A week and a half before the draft, Sugarman quietly flew to Tallahassee. Analysts and fans were still buzzing about a report that the Rams traveled to Penn State to visit with outside linebacker Chop Robinson two days earlier (it was just Sugarman). His hours-long meeting with Verse slipped by unnoticed.

As the first round played out Thursday night — scouts at hard-wired computers with JAARS open on the screens in two large rooms on the top level of the house, and Snead, McVay, Gladstone, Blake, Temme and others in a separate “war room” with Snead’s call sheet on large monitors at the front — the board fell uniquely. Fourteen offensive players came off the board first, including six quarterbacks, before UCLA outside linebacker Laiatu Latu broke the streak at No. 15.
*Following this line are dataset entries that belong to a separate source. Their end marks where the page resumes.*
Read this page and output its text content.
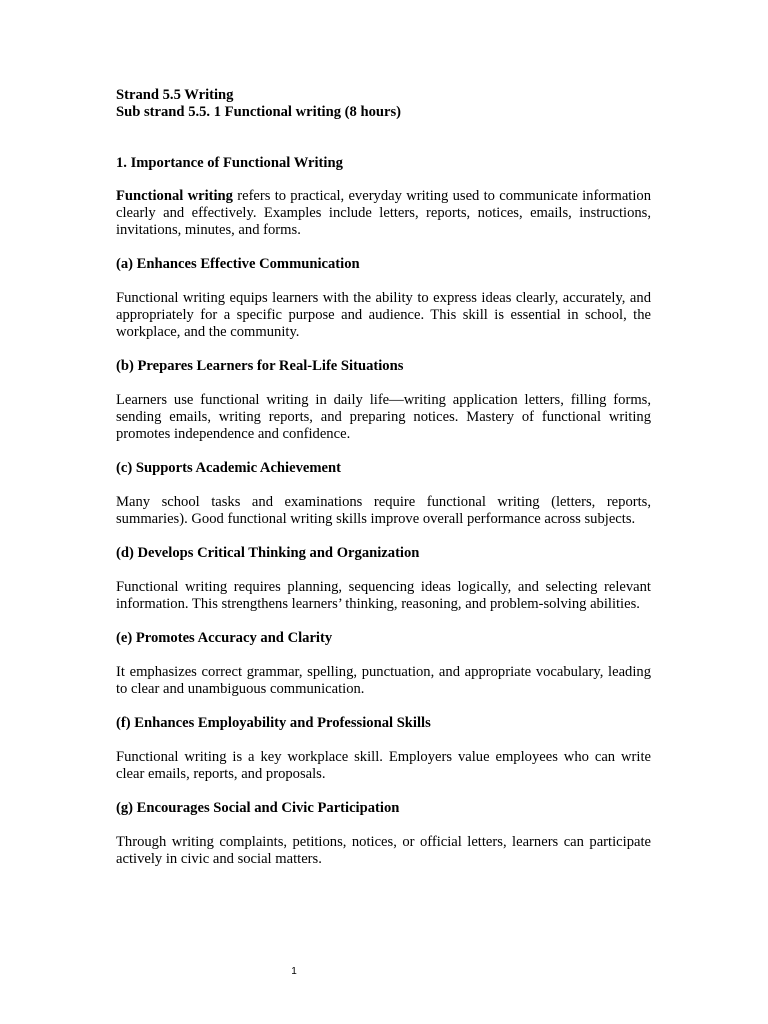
Strand 5.5 Writing
Sub strand 5.5. 1 Functional writing (8 hours)
1. Importance of Functional Writing

Functional writing refers to practical, everyday writing used to communicate information clearly and effectively. Examples include letters, reports, notices, emails, instructions, invitations, minutes, and forms.

(a) Enhances Effective Communication

Functional writing equips learners with the ability to express ideas clearly, accurately, and appropriately for a specific purpose and audience. This skill is essential in school, the workplace, and the community.

(b) Prepares Learners for Real-Life Situations

Learners use functional writing in daily life—writing application letters, filling forms, sending emails, writing reports, and preparing notices. Mastery of functional writing promotes independence and confidence.

(c) Supports Academic Achievement

Many school tasks and examinations require functional writing (letters, reports, summaries). Good functional writing skills improve overall performance across subjects.

(d) Develops Critical Thinking and Organization

Functional writing requires planning, sequencing ideas logically, and selecting relevant information. This strengthens learners’ thinking, reasoning, and problem-solving abilities.

(e) Promotes Accuracy and Clarity

It emphasizes correct grammar, spelling, punctuation, and appropriate vocabulary, leading to clear and unambiguous communication.

(f) Enhances Employability and Professional Skills

Functional writing is a key workplace skill. Employers value employees who can write clear emails, reports, and proposals.

(g) Encourages Social and Civic Participation

Through writing complaints, petitions, notices, or official letters, learners can participate actively in civic and social matters.

1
Just past 7 p.m. PT, the Minnesota Vikings traded up to jump the Rams and Cincinnati Bengals at No. 17. Outside linebackers coach Joe Coniglio started pacing back and forth along the lower level of the house, his phone in his hand. If the Rams were picking a player at his position, he’d be called two stories up a winding staircase and into the war room.

The Vikings took outside linebacker Dallas Turner. Coniglio took the stairs two at a time, and as the Bengals selected Georgia tackle Amarius Mims, a low rumble of celebration from the top level started making its way down into the rest of the house. “Got lucky when Jared fell,” a slightly disheveled Snead said later.

Teams spend millions of dollars, produce mountains of data and hundreds of scouting reports after thousands of hours of evaluation — and still, some of the draft will inevitably come down to pure, uncontrollable luck.

There are always curveballs. The Rams almost missed their chance to call Verse on Thursday night and tell him they were changing his life by sending his name to the league on their draft card at No. 19.

They had his phone number incorrect. It was one digit off.